DT is quite logical. Over the decades, in many books and interviews, he has expressed his worldview in terms that I would describe as very sophisticated and philosophical.
We may look at people like DT, who are highly functional, highly successful, highly productive, and highly destructive and dangerous, and label them “sociopath” and “immoral” and “monsters,” but they just laugh and don’t care.
They reason: “I’m winning.”
They reason: “These critics of mine are just losers and nobodies who feel that they must attack people who have personal power and fame, since they want such power and fame but can never attain such.”
They reason: “These critics of mine are like little mice who just want to be safe all the time; they don’t realize that joy in life comes from living dangerously.”
Game theory does seem to assume that everyone operates in life just exactly as DT operates: purely to maximize one’s own benefits, without any real concern for the well-being of other players in the game.
So, if we believe in game theory, why do we so harshly judge and condemn DT?
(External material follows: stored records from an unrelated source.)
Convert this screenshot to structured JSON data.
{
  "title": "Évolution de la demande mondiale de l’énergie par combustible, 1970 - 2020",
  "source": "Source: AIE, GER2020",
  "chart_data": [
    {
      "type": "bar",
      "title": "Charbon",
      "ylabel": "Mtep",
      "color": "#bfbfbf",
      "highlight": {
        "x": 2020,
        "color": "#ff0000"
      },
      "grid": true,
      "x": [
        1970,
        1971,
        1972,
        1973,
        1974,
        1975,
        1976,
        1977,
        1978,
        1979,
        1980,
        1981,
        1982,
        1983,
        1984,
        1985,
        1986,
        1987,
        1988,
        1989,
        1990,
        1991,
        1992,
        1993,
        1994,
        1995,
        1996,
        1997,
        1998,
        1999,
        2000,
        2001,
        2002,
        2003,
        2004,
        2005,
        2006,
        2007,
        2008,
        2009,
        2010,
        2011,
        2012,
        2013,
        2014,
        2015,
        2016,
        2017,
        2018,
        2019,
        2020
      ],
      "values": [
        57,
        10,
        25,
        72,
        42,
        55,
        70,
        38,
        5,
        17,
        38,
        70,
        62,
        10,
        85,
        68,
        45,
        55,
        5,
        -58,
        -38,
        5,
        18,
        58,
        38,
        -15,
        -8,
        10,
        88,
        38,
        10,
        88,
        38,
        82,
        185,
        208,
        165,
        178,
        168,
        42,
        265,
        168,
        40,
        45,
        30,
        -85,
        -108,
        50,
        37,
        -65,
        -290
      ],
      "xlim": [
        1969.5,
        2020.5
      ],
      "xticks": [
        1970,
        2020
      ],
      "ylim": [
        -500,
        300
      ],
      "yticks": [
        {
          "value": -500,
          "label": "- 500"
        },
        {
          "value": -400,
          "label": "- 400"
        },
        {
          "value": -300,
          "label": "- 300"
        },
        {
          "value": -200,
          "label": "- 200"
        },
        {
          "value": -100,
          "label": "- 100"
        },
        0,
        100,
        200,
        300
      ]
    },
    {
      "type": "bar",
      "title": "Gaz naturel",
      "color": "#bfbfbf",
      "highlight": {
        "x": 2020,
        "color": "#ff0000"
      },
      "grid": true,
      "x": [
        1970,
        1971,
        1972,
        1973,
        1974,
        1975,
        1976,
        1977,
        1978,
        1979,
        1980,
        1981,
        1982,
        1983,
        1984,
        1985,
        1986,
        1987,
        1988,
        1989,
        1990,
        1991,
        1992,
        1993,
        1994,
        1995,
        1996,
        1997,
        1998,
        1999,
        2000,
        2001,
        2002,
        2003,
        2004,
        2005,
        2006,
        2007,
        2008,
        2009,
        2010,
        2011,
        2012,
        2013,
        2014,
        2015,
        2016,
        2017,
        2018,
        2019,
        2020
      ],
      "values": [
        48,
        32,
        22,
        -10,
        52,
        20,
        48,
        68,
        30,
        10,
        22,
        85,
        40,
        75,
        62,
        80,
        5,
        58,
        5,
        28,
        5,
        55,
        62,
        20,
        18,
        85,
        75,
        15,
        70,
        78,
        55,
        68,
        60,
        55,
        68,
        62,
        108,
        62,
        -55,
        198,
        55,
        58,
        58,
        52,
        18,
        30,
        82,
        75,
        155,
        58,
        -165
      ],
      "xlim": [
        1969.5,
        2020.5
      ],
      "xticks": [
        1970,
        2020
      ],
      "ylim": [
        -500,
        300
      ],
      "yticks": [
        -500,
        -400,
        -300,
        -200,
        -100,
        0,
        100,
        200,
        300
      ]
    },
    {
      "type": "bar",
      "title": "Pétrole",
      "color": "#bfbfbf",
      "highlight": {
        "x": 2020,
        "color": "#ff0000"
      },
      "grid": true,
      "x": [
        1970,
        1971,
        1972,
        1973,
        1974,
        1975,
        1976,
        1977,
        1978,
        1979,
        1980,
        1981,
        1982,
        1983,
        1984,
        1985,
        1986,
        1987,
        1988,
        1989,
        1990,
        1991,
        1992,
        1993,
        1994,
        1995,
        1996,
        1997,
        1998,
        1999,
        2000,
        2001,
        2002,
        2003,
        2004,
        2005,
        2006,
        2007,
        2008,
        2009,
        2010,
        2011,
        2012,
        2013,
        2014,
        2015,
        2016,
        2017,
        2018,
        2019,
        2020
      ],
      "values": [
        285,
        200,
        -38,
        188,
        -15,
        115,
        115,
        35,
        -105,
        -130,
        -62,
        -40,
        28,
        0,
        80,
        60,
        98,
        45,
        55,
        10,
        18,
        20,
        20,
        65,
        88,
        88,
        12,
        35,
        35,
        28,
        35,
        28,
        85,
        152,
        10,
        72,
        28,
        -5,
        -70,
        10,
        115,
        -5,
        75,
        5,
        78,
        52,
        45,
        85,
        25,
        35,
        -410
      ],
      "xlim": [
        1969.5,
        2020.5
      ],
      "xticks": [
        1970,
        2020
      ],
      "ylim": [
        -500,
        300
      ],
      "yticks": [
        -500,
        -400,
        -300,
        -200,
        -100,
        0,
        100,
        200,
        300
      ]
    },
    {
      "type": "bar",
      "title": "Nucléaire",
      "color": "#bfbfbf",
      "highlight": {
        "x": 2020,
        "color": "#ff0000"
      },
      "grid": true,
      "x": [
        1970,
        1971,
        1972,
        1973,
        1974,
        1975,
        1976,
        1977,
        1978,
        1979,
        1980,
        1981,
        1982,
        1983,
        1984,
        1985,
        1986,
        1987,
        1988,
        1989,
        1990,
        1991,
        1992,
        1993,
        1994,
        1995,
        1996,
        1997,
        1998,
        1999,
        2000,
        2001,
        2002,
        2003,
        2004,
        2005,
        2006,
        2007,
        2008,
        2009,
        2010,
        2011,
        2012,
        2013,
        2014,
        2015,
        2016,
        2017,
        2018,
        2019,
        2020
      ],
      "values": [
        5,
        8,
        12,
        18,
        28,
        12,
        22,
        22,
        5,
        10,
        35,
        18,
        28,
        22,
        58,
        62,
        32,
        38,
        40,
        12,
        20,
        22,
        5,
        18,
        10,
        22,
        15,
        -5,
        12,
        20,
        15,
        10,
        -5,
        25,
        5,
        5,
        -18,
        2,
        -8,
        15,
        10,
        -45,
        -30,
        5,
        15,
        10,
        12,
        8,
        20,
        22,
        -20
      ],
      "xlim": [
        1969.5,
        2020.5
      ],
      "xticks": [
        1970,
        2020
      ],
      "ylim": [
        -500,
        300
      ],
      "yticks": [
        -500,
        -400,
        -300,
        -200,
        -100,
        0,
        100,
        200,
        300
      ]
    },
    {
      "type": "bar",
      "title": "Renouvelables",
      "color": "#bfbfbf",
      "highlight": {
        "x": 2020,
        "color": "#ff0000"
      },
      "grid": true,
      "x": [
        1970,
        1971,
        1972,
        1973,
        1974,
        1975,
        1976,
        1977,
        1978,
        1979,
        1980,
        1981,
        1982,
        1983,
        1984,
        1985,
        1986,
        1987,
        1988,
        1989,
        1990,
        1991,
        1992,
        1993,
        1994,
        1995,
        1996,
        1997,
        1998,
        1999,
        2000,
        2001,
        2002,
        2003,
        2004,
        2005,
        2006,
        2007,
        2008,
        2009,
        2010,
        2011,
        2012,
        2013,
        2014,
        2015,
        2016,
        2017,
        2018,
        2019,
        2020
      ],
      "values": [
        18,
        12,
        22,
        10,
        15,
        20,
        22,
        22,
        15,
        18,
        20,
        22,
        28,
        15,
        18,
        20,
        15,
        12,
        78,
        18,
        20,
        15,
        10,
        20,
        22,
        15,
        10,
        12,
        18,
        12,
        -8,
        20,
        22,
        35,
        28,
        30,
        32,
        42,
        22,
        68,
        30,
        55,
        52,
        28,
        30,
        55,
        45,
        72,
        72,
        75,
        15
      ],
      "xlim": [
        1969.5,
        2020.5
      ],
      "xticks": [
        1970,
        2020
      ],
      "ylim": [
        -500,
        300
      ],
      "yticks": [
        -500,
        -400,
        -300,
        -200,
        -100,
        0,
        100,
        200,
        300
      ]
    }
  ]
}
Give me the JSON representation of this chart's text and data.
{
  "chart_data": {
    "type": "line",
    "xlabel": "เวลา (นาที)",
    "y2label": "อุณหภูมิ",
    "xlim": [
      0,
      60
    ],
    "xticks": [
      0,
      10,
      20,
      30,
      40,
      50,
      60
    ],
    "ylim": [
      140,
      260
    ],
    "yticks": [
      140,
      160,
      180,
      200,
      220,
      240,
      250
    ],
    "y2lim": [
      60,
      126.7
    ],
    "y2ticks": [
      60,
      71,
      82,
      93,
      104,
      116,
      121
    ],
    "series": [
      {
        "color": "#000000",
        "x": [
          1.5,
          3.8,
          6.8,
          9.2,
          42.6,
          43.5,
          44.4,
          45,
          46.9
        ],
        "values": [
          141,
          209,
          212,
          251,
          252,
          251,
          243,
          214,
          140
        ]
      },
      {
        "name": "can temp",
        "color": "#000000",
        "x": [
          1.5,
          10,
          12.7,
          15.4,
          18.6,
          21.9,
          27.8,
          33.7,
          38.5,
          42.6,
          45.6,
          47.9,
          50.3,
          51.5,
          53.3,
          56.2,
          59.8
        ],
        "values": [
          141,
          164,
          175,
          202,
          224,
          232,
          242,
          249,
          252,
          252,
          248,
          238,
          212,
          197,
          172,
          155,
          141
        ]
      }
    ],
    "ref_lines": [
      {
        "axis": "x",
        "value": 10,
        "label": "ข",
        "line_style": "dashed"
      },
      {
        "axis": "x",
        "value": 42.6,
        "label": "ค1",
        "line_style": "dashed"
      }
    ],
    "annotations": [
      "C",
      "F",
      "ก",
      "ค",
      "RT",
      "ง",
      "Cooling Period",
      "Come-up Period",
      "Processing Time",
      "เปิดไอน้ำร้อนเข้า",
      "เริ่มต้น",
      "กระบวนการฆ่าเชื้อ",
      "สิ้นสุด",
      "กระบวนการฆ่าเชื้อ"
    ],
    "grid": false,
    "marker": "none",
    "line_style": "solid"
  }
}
Shouldn’t we set aside our strong emotions, and just organize ourselves and our allies to play the game to defeat DT and other people in the game who are working for social, political, economic, and ecological outcomes that we don’t like?
And doesn’t all this mean that moral philosophy and political philosophy, as these have been traditionally understood since Plato, are of little or no use in defeating people like DT?
If life is a game (as game theory assumes), and nothing more, isn’t philosophy just a waste of time?